Cross-device User Clustering at Adobe (CANCELLED)

Thursday, November 29, 2018 - 11:00am to 12:30pm
Schapiro Hall (CEPSR) Davis Auditorium
Columbia University
New York, NY 10027
United States

Columbia Data Science Institute Industry Innovation Seminars

Charles Menguy, Senior Computer Scientist

As people now engage with digital properties using a myriad of devices such as laptops, smart phones, tablets, connected TVs and gaming consoles, the traditional cookie-based or device-level views of online user interaction are too narrow. Even when using a single device, a person may be assigned multiple IDs due to cookie churn or the use of different browsers. Marketers are looking through a fragmented lens and are spending their marketing dollars without understanding more than a fractional part of consumer interactions.

This talk will give an overview of how Adobe is tackling this problem using graph processing techniques, going over our journey from the initial research ideas to a fully productized product that works at scale running in the cloud while respecting user privacy. Focus will be on our open-source technology stack, including Apache Spark, GraphX, OpenTSDB, ... along with a description of our algorithms and the challenges we went through to run them at very large scale on Amazon Web Services.

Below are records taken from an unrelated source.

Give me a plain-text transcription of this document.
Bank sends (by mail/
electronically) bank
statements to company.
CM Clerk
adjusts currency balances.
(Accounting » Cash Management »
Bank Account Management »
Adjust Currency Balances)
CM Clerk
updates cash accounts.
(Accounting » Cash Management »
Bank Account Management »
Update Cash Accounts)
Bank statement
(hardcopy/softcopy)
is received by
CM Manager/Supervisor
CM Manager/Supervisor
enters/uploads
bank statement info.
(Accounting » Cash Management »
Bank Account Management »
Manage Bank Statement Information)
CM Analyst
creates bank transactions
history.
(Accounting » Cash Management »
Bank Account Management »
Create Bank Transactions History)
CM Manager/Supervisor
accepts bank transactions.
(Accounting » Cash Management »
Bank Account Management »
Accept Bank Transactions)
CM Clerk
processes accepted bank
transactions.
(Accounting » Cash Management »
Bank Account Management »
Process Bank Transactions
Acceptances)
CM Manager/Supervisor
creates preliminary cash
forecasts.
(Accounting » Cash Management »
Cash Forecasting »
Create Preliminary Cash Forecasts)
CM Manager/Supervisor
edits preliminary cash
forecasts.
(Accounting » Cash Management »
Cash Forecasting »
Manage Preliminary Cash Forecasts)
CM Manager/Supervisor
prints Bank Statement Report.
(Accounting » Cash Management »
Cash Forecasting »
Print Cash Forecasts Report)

Bio: Charles is a data engineer/scientist at Adobe, where he has been involved on many projects revolving around big data, infrastructure and data science. Passionate about data, Charles is constantly on the lookout for the newest technologies and applications related to data science at scale. After graduating with a Master’s degree in Computer Science and Artificial Intelligence from EPITA, France, in 2010, Charles has since focused his career on the online advertising industry, working at an ad network, a Demand-Side Platform, and currently Adobe’s Data Management Platform.